Cultural transformation gives us the power to change. It gives us the power of a common frame that opens natural pathways for strategic alignment and uncommon collaborations; strong tools to reach those with whom we have been unable to connect; a deep practice of mutual respect and innovation; and the clear vision to set a course for our work. This is all possible inside of cultural transformation.
Building meaningful collaborations between artists, organizers and others and giving everyone access to engaging art, culture and creative process are paramount in creating the world that we imagine. To integrate the acumen of organizing and the innovation of cultural work is to engage the best of who we are in bringing forth cultural strategies that will powerfully engage a broad spectrum of people for the long haul.

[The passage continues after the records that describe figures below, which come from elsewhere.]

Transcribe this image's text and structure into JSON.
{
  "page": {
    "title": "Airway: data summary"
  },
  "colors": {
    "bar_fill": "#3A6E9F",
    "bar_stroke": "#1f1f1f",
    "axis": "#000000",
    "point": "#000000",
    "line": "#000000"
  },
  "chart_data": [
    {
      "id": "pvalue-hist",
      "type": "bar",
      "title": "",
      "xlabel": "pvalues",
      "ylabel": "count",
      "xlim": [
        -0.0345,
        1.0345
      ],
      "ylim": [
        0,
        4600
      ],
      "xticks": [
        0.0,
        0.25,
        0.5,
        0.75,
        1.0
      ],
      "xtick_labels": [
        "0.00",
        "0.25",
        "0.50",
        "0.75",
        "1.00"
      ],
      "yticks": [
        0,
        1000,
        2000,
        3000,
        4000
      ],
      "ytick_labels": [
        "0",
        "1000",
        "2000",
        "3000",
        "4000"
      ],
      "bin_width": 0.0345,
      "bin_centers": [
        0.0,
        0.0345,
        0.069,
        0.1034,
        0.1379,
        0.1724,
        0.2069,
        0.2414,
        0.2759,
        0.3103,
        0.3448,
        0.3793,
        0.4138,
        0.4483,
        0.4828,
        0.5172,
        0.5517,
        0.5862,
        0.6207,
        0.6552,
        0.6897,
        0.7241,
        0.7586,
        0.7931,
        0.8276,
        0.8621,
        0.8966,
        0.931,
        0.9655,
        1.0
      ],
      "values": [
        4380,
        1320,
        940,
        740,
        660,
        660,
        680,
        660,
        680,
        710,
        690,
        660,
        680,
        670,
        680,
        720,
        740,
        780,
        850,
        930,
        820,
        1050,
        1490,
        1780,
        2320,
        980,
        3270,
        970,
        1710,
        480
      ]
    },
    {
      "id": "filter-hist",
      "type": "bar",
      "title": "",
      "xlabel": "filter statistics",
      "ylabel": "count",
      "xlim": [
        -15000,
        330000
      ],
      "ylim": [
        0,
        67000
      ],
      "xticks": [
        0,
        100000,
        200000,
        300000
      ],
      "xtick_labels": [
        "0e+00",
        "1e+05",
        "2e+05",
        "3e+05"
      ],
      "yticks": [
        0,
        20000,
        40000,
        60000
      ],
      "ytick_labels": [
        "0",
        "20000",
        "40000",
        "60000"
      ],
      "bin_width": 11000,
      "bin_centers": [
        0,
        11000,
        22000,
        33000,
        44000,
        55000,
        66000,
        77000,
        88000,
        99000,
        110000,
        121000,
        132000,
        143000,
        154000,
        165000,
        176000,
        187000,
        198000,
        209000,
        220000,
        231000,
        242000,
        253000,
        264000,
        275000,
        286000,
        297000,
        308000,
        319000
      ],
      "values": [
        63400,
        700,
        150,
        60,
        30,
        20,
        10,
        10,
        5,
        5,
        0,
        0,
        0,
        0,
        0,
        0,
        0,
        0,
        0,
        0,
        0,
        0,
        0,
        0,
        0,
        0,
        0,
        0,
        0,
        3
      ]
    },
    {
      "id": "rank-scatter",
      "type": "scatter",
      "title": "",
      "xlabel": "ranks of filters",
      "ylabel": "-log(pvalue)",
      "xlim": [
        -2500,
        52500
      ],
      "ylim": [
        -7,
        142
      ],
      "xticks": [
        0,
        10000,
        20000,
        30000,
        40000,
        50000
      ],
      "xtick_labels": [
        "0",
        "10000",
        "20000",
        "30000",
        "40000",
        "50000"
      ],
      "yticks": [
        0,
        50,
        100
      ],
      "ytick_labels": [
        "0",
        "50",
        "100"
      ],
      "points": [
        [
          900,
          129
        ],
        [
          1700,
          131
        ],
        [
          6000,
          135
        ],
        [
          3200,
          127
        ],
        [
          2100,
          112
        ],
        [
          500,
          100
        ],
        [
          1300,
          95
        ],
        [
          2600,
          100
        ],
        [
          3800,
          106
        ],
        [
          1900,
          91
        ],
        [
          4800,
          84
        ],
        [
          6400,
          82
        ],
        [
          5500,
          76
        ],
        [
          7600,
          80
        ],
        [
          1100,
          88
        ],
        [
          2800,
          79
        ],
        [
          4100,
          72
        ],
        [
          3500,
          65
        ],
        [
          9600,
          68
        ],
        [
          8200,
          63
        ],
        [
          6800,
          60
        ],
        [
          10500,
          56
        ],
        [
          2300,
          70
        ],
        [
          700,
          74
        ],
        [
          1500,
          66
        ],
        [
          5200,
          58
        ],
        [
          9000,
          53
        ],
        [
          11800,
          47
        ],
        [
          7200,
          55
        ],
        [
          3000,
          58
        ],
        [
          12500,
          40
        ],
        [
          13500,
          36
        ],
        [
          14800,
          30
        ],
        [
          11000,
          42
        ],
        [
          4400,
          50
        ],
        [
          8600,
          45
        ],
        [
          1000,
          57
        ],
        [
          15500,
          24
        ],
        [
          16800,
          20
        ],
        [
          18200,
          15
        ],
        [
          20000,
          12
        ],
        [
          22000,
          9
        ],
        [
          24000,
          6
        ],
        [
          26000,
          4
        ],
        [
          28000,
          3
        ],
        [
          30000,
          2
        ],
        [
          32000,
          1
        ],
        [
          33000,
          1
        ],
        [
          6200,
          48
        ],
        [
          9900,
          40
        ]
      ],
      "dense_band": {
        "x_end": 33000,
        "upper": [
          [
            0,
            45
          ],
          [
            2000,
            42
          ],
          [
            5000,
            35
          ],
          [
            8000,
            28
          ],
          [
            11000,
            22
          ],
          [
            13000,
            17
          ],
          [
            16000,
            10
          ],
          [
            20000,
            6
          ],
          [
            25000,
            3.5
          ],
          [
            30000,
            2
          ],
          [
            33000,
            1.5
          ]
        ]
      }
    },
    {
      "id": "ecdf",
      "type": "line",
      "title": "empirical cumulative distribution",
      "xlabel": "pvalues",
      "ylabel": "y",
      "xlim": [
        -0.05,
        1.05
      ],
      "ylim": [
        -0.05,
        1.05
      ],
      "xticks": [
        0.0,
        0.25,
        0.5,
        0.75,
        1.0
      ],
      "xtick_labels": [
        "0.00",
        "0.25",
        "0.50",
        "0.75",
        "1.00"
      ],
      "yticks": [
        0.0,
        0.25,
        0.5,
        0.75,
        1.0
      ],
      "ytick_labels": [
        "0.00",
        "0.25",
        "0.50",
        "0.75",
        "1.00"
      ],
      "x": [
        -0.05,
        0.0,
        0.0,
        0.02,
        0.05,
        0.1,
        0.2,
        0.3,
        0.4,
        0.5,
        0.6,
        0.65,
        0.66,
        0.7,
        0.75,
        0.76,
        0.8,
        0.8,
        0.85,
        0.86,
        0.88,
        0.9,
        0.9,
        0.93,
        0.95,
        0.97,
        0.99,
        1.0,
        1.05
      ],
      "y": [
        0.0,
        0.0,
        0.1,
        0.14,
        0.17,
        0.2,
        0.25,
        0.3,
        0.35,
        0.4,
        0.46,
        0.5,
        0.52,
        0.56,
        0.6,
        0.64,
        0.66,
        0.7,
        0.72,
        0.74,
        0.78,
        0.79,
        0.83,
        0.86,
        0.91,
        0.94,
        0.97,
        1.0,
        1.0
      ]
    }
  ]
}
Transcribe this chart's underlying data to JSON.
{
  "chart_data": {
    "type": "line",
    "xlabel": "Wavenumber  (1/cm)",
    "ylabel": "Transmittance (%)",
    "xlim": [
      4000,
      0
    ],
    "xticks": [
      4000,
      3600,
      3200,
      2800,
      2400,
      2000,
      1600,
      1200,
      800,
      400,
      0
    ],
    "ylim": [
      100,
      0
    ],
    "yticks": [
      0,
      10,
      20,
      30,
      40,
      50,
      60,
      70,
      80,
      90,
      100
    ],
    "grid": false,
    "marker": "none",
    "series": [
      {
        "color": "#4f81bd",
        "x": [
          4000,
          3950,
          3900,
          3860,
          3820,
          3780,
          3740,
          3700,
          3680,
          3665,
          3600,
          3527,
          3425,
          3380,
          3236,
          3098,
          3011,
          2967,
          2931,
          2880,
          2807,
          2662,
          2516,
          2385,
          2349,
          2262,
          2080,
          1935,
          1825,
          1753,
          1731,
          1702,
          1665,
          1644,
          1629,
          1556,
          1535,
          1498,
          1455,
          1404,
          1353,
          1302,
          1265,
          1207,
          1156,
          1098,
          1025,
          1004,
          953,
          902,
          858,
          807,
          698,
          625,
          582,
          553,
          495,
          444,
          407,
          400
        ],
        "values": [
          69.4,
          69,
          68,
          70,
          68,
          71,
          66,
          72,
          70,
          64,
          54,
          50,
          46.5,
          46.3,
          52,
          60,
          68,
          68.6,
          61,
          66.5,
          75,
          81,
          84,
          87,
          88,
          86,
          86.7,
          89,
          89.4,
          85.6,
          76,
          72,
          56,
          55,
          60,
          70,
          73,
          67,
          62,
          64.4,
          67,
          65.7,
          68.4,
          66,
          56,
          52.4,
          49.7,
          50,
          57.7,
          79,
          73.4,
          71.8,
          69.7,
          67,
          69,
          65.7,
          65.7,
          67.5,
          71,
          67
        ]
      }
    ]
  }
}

Art Is Change: is a space designed specifically for such collaborations. It is where the members of the artistic, cultural and organizing communities have the time, space, resources and support to be generative. They can participate in collective action to take new and existing ideas generated inside the convening space out to organizations and communities to create greater immediate impact and sustainable long-term cultural transformation.
As a network of artist collectives, arts organizations, intermediaries, community organizing groups and other existing cultural and organizing networks, Art Is Change is convening working collaborations amongst a diverse set of peers to build the network by focusing on three specific and foundational areas of work; ideology, infrastructure and campaigns. These collaborations will build an inclusive, transformative cultural message, with vision and strategy. They will also connect with, shape and support each other’s work, share innovative ideas, participate in collaborative action, and establish a strong yet flexible infrastructure to support collaborative and decentralized, self sustained cultural work.